Yes, she was lucky; she was married to a man who understood the challenges of law enforcement. But she knew how quickly even good marriages could fall apart. Last Christmas, she’d watched her parents’ marriage collapse over dinner. She’d seen their household destroyed by one stray blonde. And she knew that Barry Frost was now standing on the threshold of marital disaster.
She said, “My mom’s annual neighborhood barbecue is coming up soon. Vince Korsak will be there, so it’ll be like a team reunion. Why don’t you join us?”
“Is this a pity invitation?”
“I was planning to ask you anyway. I’ve invited you before, but you hardly ever took me up on it.”
He sighed. “That was because of Alice.”
“What?”
“She hates cop parties.”
“Do you go to her law school parties?”
“Yeah.”
“So what the hell?”
He shrugged. “I just wanna keep her happy, you know?”

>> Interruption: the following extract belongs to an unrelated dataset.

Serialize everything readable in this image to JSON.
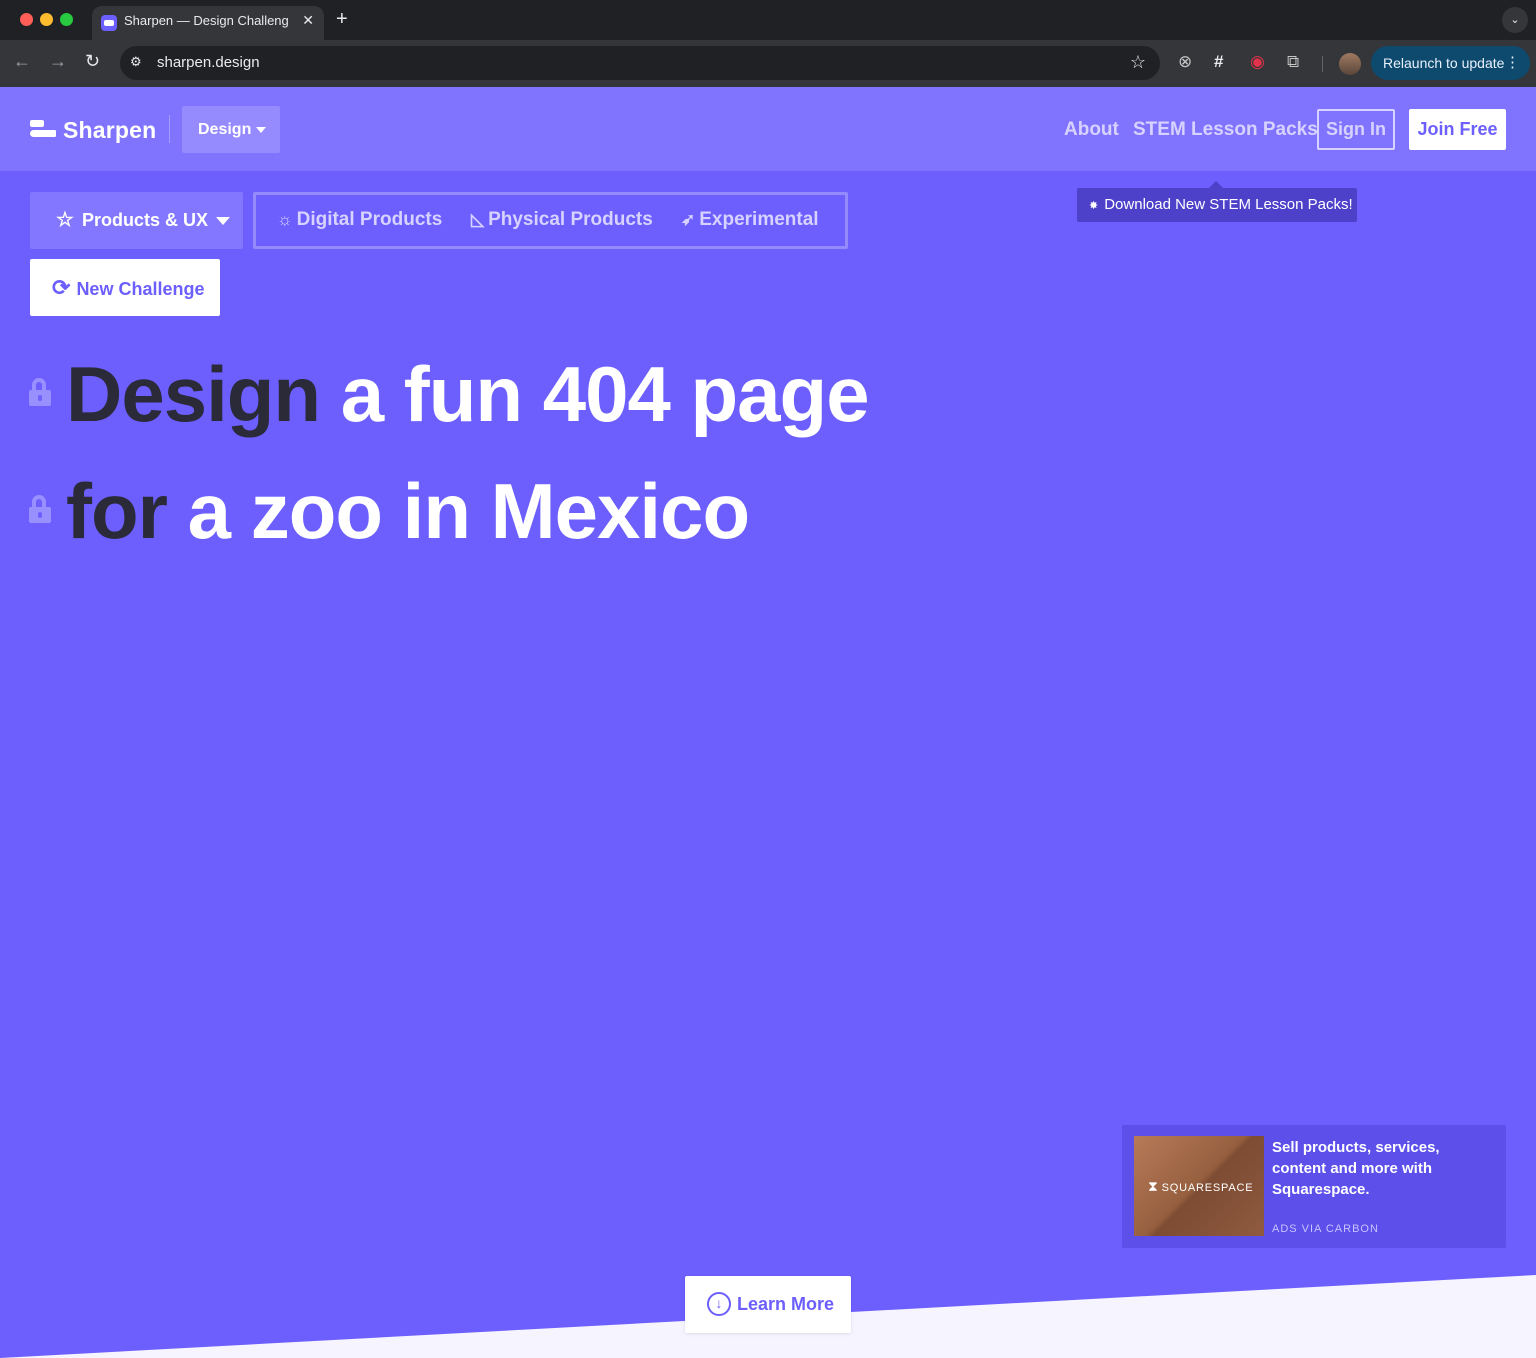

“I really hate to say this.”
“Then don’t, okay?”
“Alice is kind of a bitch, isn’t she?”
“Jesus. Why’d you have to say it?”
“Sorry. But she is.”
He shook his head. “Is there anyone who’s on my side?”
“I am on your side. I’m looking out for you. That’s why I told you to stay a million miles away from that Josephine woman. I’m just glad you finally understand why I said it.”
His hands tightened on the wheel. “I wonder who she really is. And what the hell she’s hiding.”
“We should hear back about her fingerprints tomorrow.”
“Maybe she’s running from an ex-husband. Maybe that’s all this is about.”
“If she were running from some creep, she would have told us that, don’t you think? We’re the good guys. Why would she run from the police unless she’s guilty of something?”
He stared at the road. The turnoff to Chaco Canyon was still thirty miles ahead. “I can’t wait to find out,” he said.
After merely ten minutes of standing in the New Mexico heat, Jane vowed she’d never again complain about summer in Boston. Seconds after she and Frost had stepped out of their air-conditioned rental car, sweat was blooming on her face, and the sand felt hot enough to sear right through her shoe leather. The glare of the desert sun was so painfully bright that she was squinting even behind the new sunglasses that she’d bought at a gas station along the way. Frost had picked up matching sunglasses, and with his suit and tie, he could have passed for Secret Service or maybe one of those Men in Black, were it not for the fact his face was flushed an alarming shade of red. Any minute now he would keel over from heatstroke.
So how does this old guy manage?
Professor Emeritus Alan Quigley was seventy-eight years old, yet he was crouched down at the bottom of the excavation trench, patiently digging through the stony soil with his trowel. His Tilley Hat, battered and filthy, looked nearly as old as he was. Though he worked in the shade of a tarp, the heat alone would have felled a much younger man. In fact, the college students on his team had already broken off work for the afternoon and were napping in the nearby shade while their far older professor just kept chipping away at the rocks and scooping loose soil into a bucket.